Siding against Facebook parent Meta Platforms, the industry group Digital Content Next says advertisers should be allowed to proceed with a class-action fraud lawsuit over allegedly inflated ad metrics.
“Facebook’s potential reach metric is a fundamental metric that is material to every advertising purchase and its inflation distorts advertising markets to the detriment of advertisers and publishers,” the group writes in a friend-of-the-court brief filed late last week with the 9th Circuit Court of Appeals.
Digital Content Next adds that a class-action lawsuit by advertisers will “allow the full and transparent adjudication of these important issues.”
The group's papers come in a battle dating to August 2018, when business owner Danielle Singer alleged in a class-action complaint that Facebook induced advertisers to purchase more ads, and pay more for them, by overstating the number of users who might see the ads.
Singer later dropped out of the litigation, and DZ Reserve, which operated an e-commerce store, and Max Martialis, which sold weapons accessories, took over as lead plaintiffs.)
The complaint drew on reports by outside groups, including the Video Advertising Bureau, which said in 2017 that Facebook's estimates of audience reach in every U.S. state were higher than the states' populations.
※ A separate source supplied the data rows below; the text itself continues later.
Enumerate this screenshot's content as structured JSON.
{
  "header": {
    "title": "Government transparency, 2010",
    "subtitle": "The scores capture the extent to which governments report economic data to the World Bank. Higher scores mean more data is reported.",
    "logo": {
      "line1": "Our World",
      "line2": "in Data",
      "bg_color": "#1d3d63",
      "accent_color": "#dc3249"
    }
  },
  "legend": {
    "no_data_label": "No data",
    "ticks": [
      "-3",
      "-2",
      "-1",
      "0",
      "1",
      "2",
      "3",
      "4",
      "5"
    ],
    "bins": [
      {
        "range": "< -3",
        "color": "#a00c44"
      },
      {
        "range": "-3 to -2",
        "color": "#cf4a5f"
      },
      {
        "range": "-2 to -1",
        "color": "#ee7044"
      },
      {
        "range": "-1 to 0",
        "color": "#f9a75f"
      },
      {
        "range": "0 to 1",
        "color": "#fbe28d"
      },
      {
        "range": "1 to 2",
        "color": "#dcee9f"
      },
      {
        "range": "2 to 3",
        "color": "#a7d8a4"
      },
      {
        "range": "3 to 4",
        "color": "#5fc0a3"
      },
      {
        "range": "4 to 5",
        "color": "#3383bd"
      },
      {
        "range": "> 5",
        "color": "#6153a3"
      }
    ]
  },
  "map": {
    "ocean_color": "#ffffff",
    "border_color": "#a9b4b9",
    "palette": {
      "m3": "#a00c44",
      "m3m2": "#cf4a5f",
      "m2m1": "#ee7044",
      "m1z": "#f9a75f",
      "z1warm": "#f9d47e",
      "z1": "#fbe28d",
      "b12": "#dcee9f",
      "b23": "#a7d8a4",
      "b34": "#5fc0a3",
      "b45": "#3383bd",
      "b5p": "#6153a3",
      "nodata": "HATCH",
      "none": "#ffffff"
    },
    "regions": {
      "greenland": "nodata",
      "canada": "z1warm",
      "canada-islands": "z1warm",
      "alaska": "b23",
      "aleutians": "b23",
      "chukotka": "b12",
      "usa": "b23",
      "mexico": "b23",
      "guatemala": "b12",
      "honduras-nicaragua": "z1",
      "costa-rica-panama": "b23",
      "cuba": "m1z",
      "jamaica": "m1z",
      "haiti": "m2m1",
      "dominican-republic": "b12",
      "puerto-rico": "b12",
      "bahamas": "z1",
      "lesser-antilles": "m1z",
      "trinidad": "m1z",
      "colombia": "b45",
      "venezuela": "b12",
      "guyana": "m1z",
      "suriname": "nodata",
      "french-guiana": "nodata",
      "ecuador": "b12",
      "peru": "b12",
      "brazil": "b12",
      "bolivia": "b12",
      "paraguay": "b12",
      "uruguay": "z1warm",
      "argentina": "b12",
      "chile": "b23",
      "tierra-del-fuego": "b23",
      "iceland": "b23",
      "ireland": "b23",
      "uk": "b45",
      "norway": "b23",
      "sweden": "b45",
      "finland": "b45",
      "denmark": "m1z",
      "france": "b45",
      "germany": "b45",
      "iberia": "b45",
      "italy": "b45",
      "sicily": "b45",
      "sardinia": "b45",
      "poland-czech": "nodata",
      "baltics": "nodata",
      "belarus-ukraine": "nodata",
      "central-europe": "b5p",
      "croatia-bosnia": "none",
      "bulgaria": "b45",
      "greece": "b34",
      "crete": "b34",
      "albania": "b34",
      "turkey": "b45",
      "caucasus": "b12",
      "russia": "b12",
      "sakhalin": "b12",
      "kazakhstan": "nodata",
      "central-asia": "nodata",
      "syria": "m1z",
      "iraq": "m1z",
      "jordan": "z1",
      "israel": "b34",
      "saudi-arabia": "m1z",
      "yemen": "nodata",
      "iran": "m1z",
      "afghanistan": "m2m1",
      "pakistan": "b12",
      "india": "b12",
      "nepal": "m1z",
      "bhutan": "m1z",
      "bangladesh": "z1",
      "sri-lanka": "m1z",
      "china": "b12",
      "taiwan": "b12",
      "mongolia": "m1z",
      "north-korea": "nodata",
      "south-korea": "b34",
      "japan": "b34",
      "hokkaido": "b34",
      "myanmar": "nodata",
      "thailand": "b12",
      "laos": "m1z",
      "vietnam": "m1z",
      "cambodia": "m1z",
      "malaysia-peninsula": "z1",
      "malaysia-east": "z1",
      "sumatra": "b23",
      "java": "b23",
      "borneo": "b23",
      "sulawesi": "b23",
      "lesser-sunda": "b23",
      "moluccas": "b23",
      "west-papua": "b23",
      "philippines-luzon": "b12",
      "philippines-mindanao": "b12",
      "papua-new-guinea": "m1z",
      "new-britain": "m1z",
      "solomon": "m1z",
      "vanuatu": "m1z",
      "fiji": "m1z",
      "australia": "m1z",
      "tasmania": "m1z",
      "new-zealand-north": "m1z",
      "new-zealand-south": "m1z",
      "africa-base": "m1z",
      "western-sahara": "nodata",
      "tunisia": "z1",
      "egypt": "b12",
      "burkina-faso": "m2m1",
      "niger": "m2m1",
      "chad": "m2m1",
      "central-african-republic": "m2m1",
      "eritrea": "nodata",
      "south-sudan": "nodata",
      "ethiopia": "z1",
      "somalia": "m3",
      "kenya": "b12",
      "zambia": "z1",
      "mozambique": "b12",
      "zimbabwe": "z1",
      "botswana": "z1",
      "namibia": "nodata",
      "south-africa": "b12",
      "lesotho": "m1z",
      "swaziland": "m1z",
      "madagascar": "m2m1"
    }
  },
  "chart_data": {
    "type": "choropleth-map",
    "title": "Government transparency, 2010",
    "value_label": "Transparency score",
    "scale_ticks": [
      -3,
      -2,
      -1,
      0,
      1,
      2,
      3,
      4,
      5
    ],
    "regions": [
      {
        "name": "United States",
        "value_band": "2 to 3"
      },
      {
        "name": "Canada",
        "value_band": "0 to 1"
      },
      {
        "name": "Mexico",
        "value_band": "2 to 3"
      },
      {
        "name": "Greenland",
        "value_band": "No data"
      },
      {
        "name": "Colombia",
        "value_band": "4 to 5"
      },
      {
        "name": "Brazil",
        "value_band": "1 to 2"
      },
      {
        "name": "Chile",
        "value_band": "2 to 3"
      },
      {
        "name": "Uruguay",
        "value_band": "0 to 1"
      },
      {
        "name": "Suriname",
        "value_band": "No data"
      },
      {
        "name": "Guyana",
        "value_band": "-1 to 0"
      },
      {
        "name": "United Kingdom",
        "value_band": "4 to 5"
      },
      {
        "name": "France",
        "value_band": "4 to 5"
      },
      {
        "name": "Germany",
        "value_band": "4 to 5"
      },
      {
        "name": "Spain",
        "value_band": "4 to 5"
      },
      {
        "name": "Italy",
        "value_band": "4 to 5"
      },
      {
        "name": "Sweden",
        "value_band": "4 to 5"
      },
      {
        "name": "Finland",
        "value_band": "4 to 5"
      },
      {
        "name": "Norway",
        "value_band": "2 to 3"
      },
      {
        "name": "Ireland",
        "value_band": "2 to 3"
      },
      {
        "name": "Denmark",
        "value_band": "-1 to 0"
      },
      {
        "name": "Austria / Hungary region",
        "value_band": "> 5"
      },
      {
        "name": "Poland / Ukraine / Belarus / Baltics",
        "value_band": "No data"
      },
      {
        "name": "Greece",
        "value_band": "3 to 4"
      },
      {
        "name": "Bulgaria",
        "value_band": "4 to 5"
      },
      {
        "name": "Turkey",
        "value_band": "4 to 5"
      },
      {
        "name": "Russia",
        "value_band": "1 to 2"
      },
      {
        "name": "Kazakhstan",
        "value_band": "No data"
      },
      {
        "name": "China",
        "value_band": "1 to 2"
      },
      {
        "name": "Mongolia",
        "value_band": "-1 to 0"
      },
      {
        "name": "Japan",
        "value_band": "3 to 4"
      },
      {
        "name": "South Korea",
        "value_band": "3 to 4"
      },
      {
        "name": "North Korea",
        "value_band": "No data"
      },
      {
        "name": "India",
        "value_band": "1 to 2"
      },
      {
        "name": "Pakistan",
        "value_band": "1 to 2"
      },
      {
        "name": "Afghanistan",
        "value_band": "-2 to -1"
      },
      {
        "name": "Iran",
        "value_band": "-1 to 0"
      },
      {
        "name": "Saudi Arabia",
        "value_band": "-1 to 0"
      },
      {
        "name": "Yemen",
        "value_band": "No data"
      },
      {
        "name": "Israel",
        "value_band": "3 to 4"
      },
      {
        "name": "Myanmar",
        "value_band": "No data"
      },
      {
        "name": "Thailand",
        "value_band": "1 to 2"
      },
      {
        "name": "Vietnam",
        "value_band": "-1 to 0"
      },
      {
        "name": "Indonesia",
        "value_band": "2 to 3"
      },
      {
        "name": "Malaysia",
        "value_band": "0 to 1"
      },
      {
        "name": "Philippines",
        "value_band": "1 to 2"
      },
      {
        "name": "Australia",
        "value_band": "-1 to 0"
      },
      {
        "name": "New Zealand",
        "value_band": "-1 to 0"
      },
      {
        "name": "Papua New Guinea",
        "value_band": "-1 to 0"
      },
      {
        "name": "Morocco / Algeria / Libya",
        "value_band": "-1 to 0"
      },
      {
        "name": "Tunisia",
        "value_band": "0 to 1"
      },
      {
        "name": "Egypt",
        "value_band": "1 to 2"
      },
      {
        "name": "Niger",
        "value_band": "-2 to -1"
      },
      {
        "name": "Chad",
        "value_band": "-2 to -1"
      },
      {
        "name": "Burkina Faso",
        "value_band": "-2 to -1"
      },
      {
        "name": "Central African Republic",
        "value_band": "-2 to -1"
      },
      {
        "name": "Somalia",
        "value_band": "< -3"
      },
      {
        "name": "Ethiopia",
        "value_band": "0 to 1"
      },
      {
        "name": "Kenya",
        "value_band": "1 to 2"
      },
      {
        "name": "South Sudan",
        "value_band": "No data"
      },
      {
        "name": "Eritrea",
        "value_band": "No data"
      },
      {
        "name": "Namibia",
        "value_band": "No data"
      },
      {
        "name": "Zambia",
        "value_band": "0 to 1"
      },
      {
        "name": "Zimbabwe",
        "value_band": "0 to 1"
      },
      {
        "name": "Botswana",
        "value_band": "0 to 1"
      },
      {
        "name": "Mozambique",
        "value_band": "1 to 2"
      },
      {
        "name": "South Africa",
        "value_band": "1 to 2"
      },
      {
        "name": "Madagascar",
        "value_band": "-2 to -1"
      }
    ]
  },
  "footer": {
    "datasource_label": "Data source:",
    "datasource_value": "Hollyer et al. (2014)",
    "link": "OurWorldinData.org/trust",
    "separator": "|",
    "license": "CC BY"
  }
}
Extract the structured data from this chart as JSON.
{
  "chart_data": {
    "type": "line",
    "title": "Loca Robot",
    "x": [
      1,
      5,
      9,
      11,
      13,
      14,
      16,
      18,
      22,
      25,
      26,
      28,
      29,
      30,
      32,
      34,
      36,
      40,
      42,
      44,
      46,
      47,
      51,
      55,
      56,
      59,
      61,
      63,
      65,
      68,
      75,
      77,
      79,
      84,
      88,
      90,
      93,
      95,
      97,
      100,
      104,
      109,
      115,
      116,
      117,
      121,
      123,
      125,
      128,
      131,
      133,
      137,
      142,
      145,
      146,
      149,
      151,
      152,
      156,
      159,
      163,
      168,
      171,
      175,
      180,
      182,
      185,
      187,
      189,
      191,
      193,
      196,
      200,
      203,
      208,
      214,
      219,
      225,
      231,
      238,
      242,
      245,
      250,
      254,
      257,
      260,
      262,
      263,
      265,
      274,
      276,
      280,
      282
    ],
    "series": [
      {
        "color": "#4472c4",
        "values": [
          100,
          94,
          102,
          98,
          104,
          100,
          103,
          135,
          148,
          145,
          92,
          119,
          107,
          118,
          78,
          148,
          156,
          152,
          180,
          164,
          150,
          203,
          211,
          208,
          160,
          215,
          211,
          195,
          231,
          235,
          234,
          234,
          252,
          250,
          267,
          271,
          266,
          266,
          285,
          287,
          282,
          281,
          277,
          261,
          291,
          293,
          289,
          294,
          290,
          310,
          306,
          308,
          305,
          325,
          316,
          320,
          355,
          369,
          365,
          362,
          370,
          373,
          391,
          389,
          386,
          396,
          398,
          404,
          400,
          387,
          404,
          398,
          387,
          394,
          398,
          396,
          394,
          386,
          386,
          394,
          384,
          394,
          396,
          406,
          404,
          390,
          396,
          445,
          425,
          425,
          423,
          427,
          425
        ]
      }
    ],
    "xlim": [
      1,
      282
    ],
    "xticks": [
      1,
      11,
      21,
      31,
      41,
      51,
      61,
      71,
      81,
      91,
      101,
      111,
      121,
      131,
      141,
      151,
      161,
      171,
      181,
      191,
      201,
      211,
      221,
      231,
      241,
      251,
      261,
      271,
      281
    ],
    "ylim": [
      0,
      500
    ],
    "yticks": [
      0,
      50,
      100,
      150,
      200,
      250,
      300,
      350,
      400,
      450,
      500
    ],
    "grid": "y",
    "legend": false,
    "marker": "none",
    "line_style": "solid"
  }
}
Facebook urged U.S. District Court Judge James Donato in San Francisco to deny class-action status to the advertisers, arguing that they don't have enough in common with each other to warrant class-action status.
Donato sided against Facebook, ruling that the advertisers could proceed on behalf of all U.S. advertisers who used Facebook's Ad Manager or Power Editor to purchase ads on Facebook or Instagram after August 15, 2014.
Meta recently urged the 9th Circuit to reverse that decision, arguing that the class certified by Donato covers millions of differently situated advertisers, ranging from “sole proprietors to multinational corporations to governments.”
The company added that advertisers “viewed different disclosures, had different objectives, and had access to vastly different information and context for the estimates they saw.”
Meta also said the degree of alleged inflation varied, arguing that the advertisers' experts said the rate ranged from 10% to 50%, while its expert said the rate was “de minimus” for targeted campaigns.
“That variance in the statements that the class members viewed should have precluded certification,” Meta writes.
If the 9th Circuit sides with Meta and rules that class-action status isn't appropriate, the advertisers could still proceed individually, but doing so is often prohibitively expensive.
DZ Reserve and Max Martialis are expected to file papers with the 9th Circuit next month.